The control of the streets and highways is in the state in trust for the public for whose use and convenience they are dedicated as a means of transportation and communication, thereby affording to the public the means by which they may go from place to place, communicate with each other and enjoy such other conveniences as the various kinds of service provided by municipal public utilities afford. As the streets and highways are dedicated exclusively for the use and convenience of the public generally, it follows that the legislature acting for the state, or any municipal agency to which this power may have been delegated, should make no grant which will materially interfere with the uses for which the streets and highways are dedicated.

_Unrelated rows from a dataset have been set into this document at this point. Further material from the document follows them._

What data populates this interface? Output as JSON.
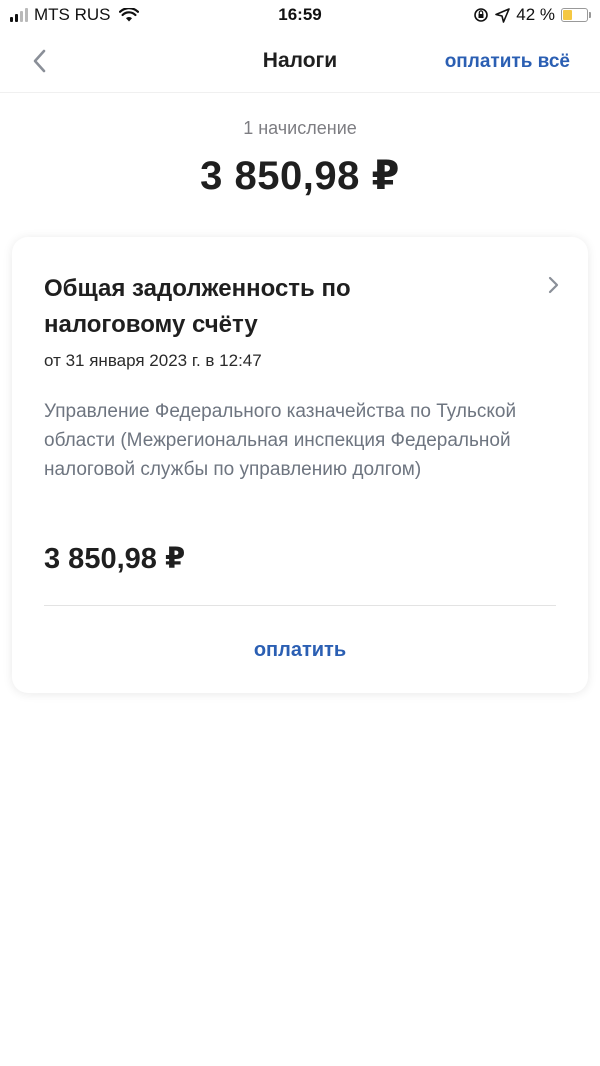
{
  "status_bar": {
    "carrier": "MTS RUS",
    "time": "16:59",
    "battery_percent": "42 %",
    "battery_level": 0.42
  },
  "nav": {
    "title": "Налоги",
    "pay_all_label": "оплатить всё"
  },
  "summary": {
    "charges_count": "1 начисление",
    "total": "3 850,98 ₽"
  },
  "charge": {
    "title": "Общая задолженность по налоговому счёту",
    "date": "от 31 января 2023 г. в 12:47",
    "recipient": "Управление Федерального казначейства по Тульской области (Межрегиональная инспекция Федеральной налоговой службы по управлению долгом)",
    "amount": "3 850,98 ₽",
    "pay_label": "оплатить"
  },
  "colors": {
    "accent": "#2b5fb3",
    "muted_text": "#7d7d82",
    "battery_fill": "#f5c842"
  }
}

And section 414, p. 476, says:

The rule of law is now universally accepted that when private property is devoted to a public use it is subject to public regulation and control. In recognition of this doctrine and as furnishing a forceful definition and a current application of it to modern industrial conditions for the purpose of controlling public service corporations providing any public utility service, the leading and most important case is that of Munn vs. Illinois (94 U.S., 113; 24 L. ed., 77). Under this decision property is clothed with a public interest and devoted to a public use when used in a manner to make it of public consequence, and to affect the entire community, so that when one devotes property to a use in which the public has an interest, he virtually grants to the public an interest in that use, and submits it to public regulation and control for the common good to the extent of the interest so granted.

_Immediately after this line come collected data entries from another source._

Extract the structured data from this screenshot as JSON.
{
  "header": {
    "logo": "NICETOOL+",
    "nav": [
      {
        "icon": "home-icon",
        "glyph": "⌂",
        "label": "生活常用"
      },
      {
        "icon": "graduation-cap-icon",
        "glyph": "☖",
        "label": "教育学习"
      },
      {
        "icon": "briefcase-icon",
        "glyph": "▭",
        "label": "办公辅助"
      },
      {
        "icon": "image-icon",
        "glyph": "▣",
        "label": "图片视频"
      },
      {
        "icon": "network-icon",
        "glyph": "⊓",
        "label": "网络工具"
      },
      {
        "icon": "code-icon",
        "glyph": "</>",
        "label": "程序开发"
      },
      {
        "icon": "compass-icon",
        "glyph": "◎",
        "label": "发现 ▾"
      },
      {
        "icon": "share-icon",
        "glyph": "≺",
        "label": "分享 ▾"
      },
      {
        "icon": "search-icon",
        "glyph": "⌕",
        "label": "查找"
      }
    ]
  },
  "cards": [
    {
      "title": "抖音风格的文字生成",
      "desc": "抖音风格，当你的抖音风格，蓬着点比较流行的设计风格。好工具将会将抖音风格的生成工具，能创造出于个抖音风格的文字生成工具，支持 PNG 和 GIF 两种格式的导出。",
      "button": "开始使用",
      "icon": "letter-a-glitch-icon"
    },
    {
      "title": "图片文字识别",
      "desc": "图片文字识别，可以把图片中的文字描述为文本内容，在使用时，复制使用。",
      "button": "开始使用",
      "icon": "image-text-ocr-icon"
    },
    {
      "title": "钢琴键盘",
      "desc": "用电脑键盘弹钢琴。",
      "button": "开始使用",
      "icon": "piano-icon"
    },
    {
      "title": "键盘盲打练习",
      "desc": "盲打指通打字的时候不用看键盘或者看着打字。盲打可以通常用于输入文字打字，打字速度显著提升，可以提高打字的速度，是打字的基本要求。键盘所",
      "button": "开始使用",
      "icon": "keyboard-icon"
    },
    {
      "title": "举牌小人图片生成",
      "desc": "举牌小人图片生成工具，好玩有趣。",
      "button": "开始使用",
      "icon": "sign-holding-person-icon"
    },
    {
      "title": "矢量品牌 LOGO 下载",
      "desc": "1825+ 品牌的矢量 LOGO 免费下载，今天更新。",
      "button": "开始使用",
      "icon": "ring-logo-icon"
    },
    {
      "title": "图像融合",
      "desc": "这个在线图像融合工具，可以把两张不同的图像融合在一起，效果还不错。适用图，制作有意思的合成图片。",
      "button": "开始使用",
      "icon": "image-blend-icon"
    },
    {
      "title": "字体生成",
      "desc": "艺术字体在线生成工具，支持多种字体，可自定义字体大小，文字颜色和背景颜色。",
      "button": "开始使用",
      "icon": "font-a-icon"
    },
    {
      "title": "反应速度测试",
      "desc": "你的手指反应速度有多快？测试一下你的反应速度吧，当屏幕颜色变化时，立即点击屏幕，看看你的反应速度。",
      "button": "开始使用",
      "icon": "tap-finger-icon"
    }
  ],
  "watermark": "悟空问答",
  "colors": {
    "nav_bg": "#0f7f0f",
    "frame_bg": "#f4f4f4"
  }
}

The whole tenor and trend of modern legislation is to vest the Public Utility Commission with power to regulate and control the operation of public utilities under reasonable rules and regulations in the interests of the public. That was the purpose of the amendment. Here, as elsewhere, the Commission is vested with a large, discretionary, administrative power, and, as a general rule, courts will not interfere with the exercise of that discretion when it is just and reasonable and founded upon a legal right. In the instant case, a large amount of testimony was taken upon all of the questions of fact involved. Upon which the Commissioner found against the petitioner. The Legislature has, in legal effect, vested the Commissioner with power to fix sailing schedules of ships and after an exhaustive hearing, the Commissioner found that it would be against the interest of the public to grant the proposed change in the sailing schedule of the steamship Venus. We are not prepared to say that the law is unconstitutional. Neither can we say, as a matter of law, that the findings of the Commissioner are not sustained by the evidence, or that they were made "in excess of the jurisdiction conferred upon them by law."

The writ is denied and the ruling of the Commissioner sustained, without costs to either party. So ordered.

Araullo, C. J., Street, Malcolm, Avanceña, Villamor, Ostrand, and Romualdez, JJ., concur.